Above, you can see that it returns a tuple representing polarity and subjectivity of each tweet. Here, we only extract polarity as it indicates the sentiment as value nearer to 1 means a positive sentiment and values nearer to -1 means a negative sentiment. This can also work as a feature for building a machine learning model.

In [150]:
train['sentiment'] = train['text'].apply(lambda x: TextBlob(x).sentiment[0] )
train[['text','sentiment']].head()

Unnamed: 0,text,sentiment
0,album hip hop side current pop sound hype list...,-0.1
1,flavor,0.0
2,flavor,0.0
3,read review looking buying one couple lubrican...,0.014091
4,husband bought gel u gel caused irritation fel...,0.0


#### Hashing with HashingVectorizer

***HashingVectorizer***

The HashingVectorizer class implements this approach that can be used to consistently hash words, then tokenize and encode documents as needed.

In [162]:
from sklearn.feature_extraction.text import HashingVectorizer
# create the transform
vectorizer = HashingVectorizer(n_features=20)
# encode document
vector = vectorizer.transform(train['text'])

vector

<70967x20 sparse matrix of type '<class 'numpy.float64'>'
	with 648047 stored elements in Compressed Sparse Row format>

In [163]:
train['text'][:5].apply(lambda x: TextBlob(x).sentiment)

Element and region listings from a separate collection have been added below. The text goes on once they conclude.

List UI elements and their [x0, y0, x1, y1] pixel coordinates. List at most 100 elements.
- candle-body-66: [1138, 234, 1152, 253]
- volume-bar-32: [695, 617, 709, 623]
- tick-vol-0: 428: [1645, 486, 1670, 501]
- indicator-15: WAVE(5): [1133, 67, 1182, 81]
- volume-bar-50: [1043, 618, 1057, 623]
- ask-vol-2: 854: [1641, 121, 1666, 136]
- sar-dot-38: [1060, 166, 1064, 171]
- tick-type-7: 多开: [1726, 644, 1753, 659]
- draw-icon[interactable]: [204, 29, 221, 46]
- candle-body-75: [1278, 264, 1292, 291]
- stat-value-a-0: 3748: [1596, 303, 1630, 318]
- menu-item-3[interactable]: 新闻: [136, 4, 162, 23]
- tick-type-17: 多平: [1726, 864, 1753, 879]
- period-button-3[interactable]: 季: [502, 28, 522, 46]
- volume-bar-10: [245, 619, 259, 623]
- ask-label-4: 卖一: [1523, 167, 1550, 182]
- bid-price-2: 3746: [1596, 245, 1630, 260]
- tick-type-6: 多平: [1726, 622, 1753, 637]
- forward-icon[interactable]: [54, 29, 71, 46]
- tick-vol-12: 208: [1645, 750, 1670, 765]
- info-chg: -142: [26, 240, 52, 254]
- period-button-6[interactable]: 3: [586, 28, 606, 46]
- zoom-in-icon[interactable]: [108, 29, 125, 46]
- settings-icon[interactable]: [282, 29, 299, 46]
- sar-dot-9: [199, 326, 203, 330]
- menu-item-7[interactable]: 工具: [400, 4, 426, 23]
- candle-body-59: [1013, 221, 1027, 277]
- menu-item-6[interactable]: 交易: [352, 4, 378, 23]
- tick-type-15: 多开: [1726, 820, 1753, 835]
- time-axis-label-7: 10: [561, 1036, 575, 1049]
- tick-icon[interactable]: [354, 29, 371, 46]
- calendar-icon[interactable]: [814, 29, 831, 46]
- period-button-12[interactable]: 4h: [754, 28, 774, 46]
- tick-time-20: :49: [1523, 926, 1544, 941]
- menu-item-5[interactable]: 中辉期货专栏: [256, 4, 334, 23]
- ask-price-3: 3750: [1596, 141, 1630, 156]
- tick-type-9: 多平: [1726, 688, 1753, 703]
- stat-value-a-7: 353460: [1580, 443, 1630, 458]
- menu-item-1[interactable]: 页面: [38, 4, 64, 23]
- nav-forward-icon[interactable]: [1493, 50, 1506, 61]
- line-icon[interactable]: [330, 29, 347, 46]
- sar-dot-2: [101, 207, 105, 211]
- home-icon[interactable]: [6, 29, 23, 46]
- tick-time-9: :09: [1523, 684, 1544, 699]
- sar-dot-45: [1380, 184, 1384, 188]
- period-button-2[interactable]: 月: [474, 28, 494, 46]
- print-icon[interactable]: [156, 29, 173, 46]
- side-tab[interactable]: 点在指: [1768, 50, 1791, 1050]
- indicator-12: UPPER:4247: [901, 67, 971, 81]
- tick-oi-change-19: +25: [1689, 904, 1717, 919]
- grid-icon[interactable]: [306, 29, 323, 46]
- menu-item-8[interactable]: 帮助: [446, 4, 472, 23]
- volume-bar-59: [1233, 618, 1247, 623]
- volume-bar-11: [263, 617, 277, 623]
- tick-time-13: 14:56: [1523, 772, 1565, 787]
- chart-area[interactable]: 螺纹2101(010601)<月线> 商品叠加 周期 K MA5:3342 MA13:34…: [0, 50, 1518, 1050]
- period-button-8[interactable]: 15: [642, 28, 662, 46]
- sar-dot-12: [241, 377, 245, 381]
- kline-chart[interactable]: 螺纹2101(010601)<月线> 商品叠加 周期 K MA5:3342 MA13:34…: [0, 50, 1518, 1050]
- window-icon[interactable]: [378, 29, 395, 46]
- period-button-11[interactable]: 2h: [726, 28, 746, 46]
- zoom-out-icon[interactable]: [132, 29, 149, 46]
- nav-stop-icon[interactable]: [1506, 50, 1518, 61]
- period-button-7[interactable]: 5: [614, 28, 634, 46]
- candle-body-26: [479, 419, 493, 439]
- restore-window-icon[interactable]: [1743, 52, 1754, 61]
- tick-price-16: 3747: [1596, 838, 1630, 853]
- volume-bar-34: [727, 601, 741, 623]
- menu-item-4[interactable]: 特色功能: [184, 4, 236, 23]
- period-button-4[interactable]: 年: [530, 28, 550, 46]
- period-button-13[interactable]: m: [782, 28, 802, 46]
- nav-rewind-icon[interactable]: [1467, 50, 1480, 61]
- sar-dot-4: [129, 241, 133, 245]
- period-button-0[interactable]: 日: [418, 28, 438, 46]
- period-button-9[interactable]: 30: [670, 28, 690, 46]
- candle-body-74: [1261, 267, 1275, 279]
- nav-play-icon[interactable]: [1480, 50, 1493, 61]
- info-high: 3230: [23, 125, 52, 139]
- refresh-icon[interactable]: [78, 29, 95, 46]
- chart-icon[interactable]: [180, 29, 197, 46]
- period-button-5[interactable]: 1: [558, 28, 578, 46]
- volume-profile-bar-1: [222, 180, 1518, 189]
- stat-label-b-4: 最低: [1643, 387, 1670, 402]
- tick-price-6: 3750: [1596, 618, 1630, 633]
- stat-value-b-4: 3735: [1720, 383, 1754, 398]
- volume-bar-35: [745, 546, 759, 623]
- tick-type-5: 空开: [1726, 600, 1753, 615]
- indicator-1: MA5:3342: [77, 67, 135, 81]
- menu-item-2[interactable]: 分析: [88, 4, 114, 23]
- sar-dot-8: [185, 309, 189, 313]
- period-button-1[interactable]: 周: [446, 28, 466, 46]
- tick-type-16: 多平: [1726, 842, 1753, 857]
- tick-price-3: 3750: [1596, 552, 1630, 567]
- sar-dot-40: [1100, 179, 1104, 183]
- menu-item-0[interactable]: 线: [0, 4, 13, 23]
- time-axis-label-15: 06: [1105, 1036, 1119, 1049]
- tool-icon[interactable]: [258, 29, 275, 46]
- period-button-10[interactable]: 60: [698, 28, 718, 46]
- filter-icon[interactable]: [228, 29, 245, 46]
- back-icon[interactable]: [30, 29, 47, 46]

0                 (-0.09999999999999999, 0.575)
1                                    (0.0, 0.0)
2                                    (0.0, 0.0)
3    (0.014090909090909083, 0.6594444444444445)
4                                    (0.0, 0.0)
Name: text, dtype: object

In [164]:
train['sentiment'] = train['text'].apply(lambda x: TextBlob(x).sentiment[0] )
train[['text','sentiment']].head()

Unnamed: 0,text,sentiment
0,album hip hop side current pop sound hype list...,-0.1
1,flavor,0.0
2,flavor,0.0
3,read review looking buying one couple lubrican...,0.014091
4,husband bought gel u gel caused irritation fel...,0.0


These methods will help in extracting more information which in return will help you in building better models.